Planning a successful photoshoot or content day requires strategic planning and a detailed mood board; we like to call this our shoot deck. Whether it’s a small scale content session or a campaign shoot, a shoot deck aligns the entire team to make sure everyone is on the same page and well prepared. With numerous elements to consider such as your setting, subject(s), and overall aesthetic; we’ve compiled a list of everything you should consider when creating your shoot deck!

1. Location

Your location sets the scene for the creative process. It can be one or multiple locations but be sure to include visuals of the space you’ll be using and/ or the specific areas within the location that you plan to utilize. This helps your team visual what the setting of the photoshoot will be.
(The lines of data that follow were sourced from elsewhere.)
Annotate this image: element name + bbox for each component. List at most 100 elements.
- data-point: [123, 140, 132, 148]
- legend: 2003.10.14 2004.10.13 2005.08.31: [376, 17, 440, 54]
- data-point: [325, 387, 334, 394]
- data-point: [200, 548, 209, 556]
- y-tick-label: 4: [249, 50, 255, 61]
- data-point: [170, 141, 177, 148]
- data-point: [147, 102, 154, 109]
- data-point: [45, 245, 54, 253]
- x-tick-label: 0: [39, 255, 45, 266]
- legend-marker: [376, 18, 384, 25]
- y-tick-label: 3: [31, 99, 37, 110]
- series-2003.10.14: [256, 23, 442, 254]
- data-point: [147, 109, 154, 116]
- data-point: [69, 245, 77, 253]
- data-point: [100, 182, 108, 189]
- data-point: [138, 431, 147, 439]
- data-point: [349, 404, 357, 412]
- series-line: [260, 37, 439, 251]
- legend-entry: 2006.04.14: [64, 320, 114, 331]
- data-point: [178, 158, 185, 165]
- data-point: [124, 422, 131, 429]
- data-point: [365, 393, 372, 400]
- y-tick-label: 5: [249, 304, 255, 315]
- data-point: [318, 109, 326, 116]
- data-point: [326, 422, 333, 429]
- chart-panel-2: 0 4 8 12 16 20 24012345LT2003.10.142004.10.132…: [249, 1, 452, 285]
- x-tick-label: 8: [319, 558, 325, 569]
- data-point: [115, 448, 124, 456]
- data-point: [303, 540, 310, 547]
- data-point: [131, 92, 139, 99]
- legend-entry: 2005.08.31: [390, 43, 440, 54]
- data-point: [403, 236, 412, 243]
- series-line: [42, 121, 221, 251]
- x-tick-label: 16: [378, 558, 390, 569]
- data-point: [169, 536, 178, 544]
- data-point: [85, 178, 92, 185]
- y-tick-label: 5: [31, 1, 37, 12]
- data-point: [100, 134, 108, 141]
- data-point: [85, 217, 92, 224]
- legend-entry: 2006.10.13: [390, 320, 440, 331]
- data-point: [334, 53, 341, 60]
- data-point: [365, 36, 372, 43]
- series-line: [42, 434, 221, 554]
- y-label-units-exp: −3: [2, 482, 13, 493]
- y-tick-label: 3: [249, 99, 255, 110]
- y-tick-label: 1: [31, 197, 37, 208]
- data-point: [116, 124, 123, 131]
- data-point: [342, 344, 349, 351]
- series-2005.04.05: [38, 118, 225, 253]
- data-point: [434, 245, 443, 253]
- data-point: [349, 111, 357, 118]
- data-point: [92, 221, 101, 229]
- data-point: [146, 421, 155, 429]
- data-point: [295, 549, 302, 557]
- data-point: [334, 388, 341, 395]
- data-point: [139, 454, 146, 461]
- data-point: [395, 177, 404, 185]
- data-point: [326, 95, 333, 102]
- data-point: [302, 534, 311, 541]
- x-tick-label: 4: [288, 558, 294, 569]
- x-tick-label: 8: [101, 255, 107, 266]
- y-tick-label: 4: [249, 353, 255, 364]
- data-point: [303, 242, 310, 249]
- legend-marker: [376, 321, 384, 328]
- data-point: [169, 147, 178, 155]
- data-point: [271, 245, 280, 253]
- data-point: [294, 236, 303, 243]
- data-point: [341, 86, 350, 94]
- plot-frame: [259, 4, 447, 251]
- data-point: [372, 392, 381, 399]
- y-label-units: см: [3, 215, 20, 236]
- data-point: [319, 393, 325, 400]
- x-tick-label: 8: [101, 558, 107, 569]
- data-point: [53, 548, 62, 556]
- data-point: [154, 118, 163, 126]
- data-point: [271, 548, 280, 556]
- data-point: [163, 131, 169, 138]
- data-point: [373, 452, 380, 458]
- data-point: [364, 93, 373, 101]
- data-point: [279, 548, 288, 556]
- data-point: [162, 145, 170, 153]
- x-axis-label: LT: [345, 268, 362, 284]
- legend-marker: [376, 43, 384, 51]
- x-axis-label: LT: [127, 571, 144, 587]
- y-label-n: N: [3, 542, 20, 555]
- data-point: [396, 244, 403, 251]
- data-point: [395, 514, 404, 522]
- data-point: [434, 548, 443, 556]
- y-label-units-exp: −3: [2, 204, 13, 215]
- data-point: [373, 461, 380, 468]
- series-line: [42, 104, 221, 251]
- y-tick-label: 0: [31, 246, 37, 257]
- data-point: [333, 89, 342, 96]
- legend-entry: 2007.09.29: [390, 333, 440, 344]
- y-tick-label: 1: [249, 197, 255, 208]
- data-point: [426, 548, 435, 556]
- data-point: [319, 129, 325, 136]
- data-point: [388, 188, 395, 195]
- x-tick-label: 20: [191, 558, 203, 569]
2. Models/ Subjects (if applicable)


Most shoots consist of either models or subjects (products). Be sure to include photos of each subject along with their descriptions such as size/ height/ colour (for products), which will help for the styling phase.


3. Styling


From clothes and accessories to backdrops and props, styling is what will bring your photos to life. This element goes hand in hand with your shot list and can be included in the description section of each shot. For example, on the left side of the page you can have the shot you plan to create and on the right side a description or visuals of the items you’ll use to style it.


4. Shot List


Your shot list is your roadmap for the entire shoot, consisting of inspiration shots that you plan to create with your own spin on it. Your shot list shouldn’t be used to replicate, but to inspire you for poses or placement.


5. Lighting

Lighting is crucial to achieve the final results you want. By creating a lighting guide, you can prepare your photographer and production team with what type of equipment they’ll need in order to bring your vision to life.


6. Editing Style

The editing style should be considered before production as it’s the style in which your photographer will use to edit the final selections. This goes hand in hand with the lighting phase and should be review pre-production with your photographer or production team.

7. Call Sheet


Your call sheet is a detailed schedule of your production shoot and includes every single person involved. By creating a call sheet, you’re keeping everyone involved in check and on time to ensure things flow smoothly.